At a personal level I recognise and strive to manage my own work life balance. In 2011 I read an article in the Harvard Business Review – “The Making of the Corporate Athlete” which completely changed my perspective I would encourage all HR leaders to read and share this article.
Q. In your opinion what is required to have a top career as a Human Resources Director?
Over my career, I’ve seen the good and the bad of HR. It’s important for each person to develop their own personality and style but I think there are a number of commonalities in what I see as ‘excellence’.
Firstly, I believe you need to really understand your business and the environment within which it operates, in particular the numbers as well as the people – you can’t expect to manage great human capital if you don’t truly understand the big picture and the economics of your company and your sector.
Secondly, I believe that ones capacity to be connected throughout the organisation and have the pulse of what people are feeling is key.
Thirdly, I think HR leaders need to be brave and be prepared to have adult conversations at all levels – speaking truth to power – diplomatically, but as needed.
Fourthly, balance and emotional intelligence are pivotal. Maintaining composure in stressful or combative situations and understanding how people think and act are powerful tools.
Finally, HR leaders are often concerned with having a seat at the table – I believe that the quality of our judgement on people in the context of understanding the business, our relationship with the leadership team and the CEO is the ultimate currency and conduit for contribution.
Q. What keeps you motivated day to day?
Leading the function which is responsible for shaping people for the future is really exciting. From seeing graduates on a development programme grow and assume leadership roles, to seeing the results of a transformation program is a privilege and truly rewarding.
Q. What is your proudest career achievement to date?
Professionally, there are a few but one of the stand-outs is being a member of the leadership team that returned Ulster Bank to profitability and increased employee engagement to 77% whilst successfully transitioning circa 1000 colleagues.
Personally, having the privilege of chairing Make a Wish Ireland for 6 years, working with the CEO and her team and overseeing the delivery of over 1000 wishes to children and families living with life threatening illness was a very fulfilling experience.
Q. Who inspires you professionally?
I am always humbled by the success stories of Ireland’s great companies from Kerry Group to Stripe. I’m always amazed at the success our little island has on the world stage and the impact of Irish business-men and women across the globe. But actually, I’ve always been most inspired by my parents and thankful for their instilling in me a number of key lessons that I’ve kept with me throughout my career.

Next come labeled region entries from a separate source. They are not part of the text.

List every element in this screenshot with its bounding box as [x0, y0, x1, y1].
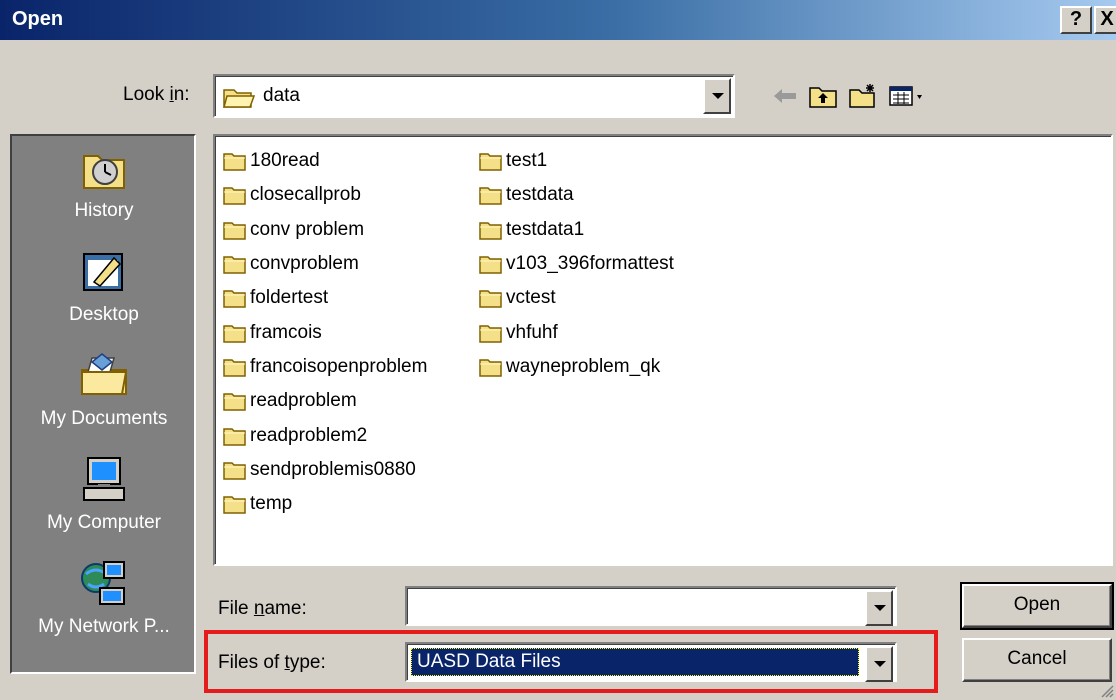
place-my-computer[interactable]: My Computer [12, 454, 196, 558]
open-button-label: Open [1013, 594, 1061, 615]
folder-item[interactable]: sendproblemis0880 [223, 453, 427, 487]
file-name-dropdown-button[interactable] [865, 590, 893, 626]
folder-item-name: framcois [250, 321, 322, 343]
folder-item-name: wayneproblem_qk [506, 355, 661, 377]
close-button[interactable]: X [1094, 6, 1116, 34]
history-icon [83, 155, 125, 189]
folder-icon [479, 221, 502, 240]
folder-item[interactable]: conv problem [223, 213, 427, 247]
folder-item-name: temp [250, 493, 293, 515]
folder-icon [479, 187, 502, 206]
place-my-documents[interactable]: My Documents [12, 350, 196, 454]
folder-icon [479, 359, 502, 377]
folder-item[interactable]: temp [223, 487, 427, 521]
folder-item-name: readproblem [250, 390, 357, 412]
folder-item[interactable]: framcois [223, 315, 427, 349]
folder-item[interactable]: francoisopenproblem [223, 350, 427, 384]
folder-item[interactable]: testdata1 [479, 213, 674, 247]
my-computer-icon [83, 457, 125, 501]
folder-item[interactable]: test1 [479, 144, 674, 178]
folder-item[interactable]: foldertest [223, 281, 427, 315]
open-folder-icon [223, 89, 255, 108]
folder-icon [223, 427, 246, 446]
folder-item[interactable]: v103_396formattest [479, 247, 674, 281]
folder-icon [223, 153, 246, 171]
place-my-computer-label: My Computer [46, 512, 162, 533]
folder-item-name: testdata1 [506, 218, 585, 240]
folder-item[interactable]: vctest [479, 281, 674, 315]
places-bar: History Desktop My Documents My Computer… [10, 134, 196, 674]
folder-item[interactable]: vhfuhf [479, 315, 674, 349]
folder-icon [479, 290, 502, 309]
lookin-value: data [263, 85, 300, 106]
up-one-level-icon[interactable] [808, 82, 838, 110]
folder-item[interactable]: readproblem [223, 384, 427, 418]
folder-icon [223, 496, 246, 514]
folder-item-name: sendproblemis0880 [250, 458, 416, 480]
folder-item[interactable]: closecallprob [223, 178, 427, 212]
my-documents-icon [81, 353, 128, 395]
folder-icon [223, 462, 246, 480]
folder-item-name: closecallprob [250, 184, 361, 206]
place-my-documents-label: My Documents [40, 408, 168, 429]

- The importance of a strong work ethic.
- An appreciation of the need to serve and meet customers’ needs and understanding the detail of ones business.
- The interdependency of business and the community.
- The need to make the right hiring decisions for ones business.
- The importance of seeing the bigger picture, being agile and life-long learning.
Q. How do you stay current?
I watched both my Mum and Dad visit other shops to learn new retail practices. I saw them keenly study the trade publications and the importance of staying current and relevant has always stuck with me. I proactively network. I listen and learn from others finding out what they read and copying some of their practices. I enjoy the thought leadership of David Ulrich, Lucy Adams, Alan Collins and Mc Kinsey. I have just completed my second masters degree – this time in Business – with the IMI and UCC, I am currently studying for the Professional Diploma in Digital Marketing.
Thank you to Kevin Keegan for participating in our HR Leaders Series 2018.